Ganz in der Nähe meines Wohnortes gibt es einen alten Rinderstall, der seit einigen Jahren als Spielort beim Schleswig-Holstein Musik Festival (SHMF) genutzt wird. Gestern spielte dort die junge britische Pianistin Isata Kanneh-Mason Werke von Joseph Haydn, Fanny Mendelssohn, Robert Schumann und Frédéric Chopin.
Auf dem Weg nach zum Auto fragte mich eine Frau: „War der Hund auch mit im Konzert?“ Ja, natürlich, das ist ein Assistenzhund (es war sehr dunkel und die Kenndecke praktisch unsichtbar). „Ach so, dann ist der speziell dafür ausgebildet, oder?“ Ja, genau.
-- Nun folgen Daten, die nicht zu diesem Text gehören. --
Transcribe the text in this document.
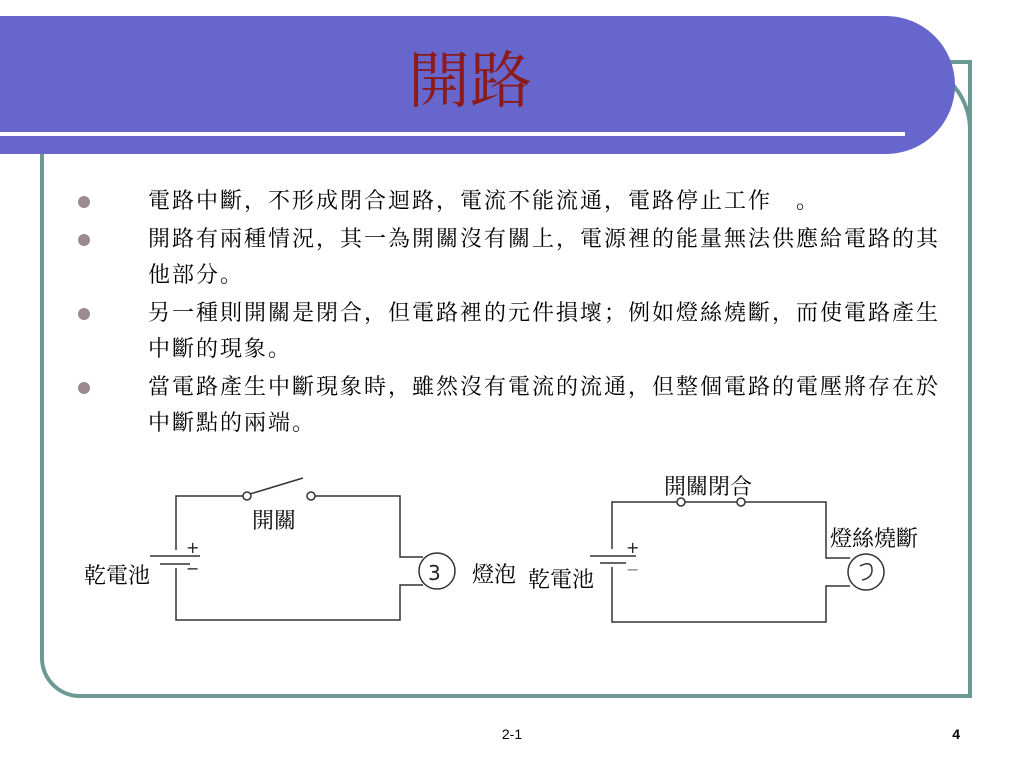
開路
電路中斷，不形成閉合迴路，電流不能流通，電路停止工作　。
開路有兩種情況，其一為開關沒有關上，電源裡的能量無法供應給電路的其他部分。
另一種則開關是閉合，但電路裡的元件損壞；例如燈絲燒斷，而使電路產生中斷的現象。
當電路產生中斷現象時，雖然沒有電流的流通，但整個電路的電壓將存在於中斷點的兩端。
開關
乾電池	燈泡
3
+
−
開關閉合
乾電池
燈絲燒斷
+
−
2-1	4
Das war eine wunderbare kleine Begegnung. Keine unangenehmen Fragen, keine Blicke, nur Verständnis. Solche Begegnungen hatte ich an dem Abend oft. Menschen, die Rücksicht nahmen, versuchten, nicht auf Mias Schwanz oder Pfoten zu treten.
Im Vorfeld hatten wir bei den Organisator*innen des SHMF angerufen und mitgeteilt, das wir das Konzert gerne mit Assistenzhund besuchen würden. Man war sehr entgegenkommend, es gab keine Probleme. Es wurde nur darum gebeten, dass wir die Plätze so wählen, dass genügend Platz für Mia ist. Das war für uns sowieso selbstverständlich. Außerdem sollten wir das für jedes Konzert ankündigen.
Am Abend des Konzertes waren alle Mitarbeiter*innen zu uns genau so freundlich wie zu allen anderen. Auf den Hund wurde ich von ihnen nicht einmal angesprochen. Das war großartig. Es war das normalste der Welt, dass ich da mit Mia reingegangen bin.
Das Publikum war leider von uns fasziniert. Die weit überwiegende Mehrheit der Menschen war etwa 50 bis 80 Jahre alt und hatte scheinbar noch nie einen Hund gesehen. Wir wurden von allen Seiten angestarrt. Aber immerhin hat niemand Fotos gemacht. Eine ältere Dame fragte, was denn ein Assistenzhund sei, als ich ihr aber eine Visitenkarte anbot, weil ich gerade keine ausschweifende Antwort geben wollte, sagte sie pikiert, das könne ihr ja ihr Mann erklären. Na dann. Ich will mich ja nicht aufdrängen…
Das Konzert war allerdings großartig. Isata Kanneh-Mason spielte leicht und gleichzeitig kraftvoll. Sie schien in einem sehr intimen Dialog mit dem Flügel zu sein, während sie auf dem Hocker tanzte und die Musik lebte. Jeder Ton war kontrolliert und gleichzeitig frei. Ich kann es gar nicht richtig beschreiben.
Mia fand es jedenfalls auch ganz gut, die hat fast die ganze Zeit geschlafen.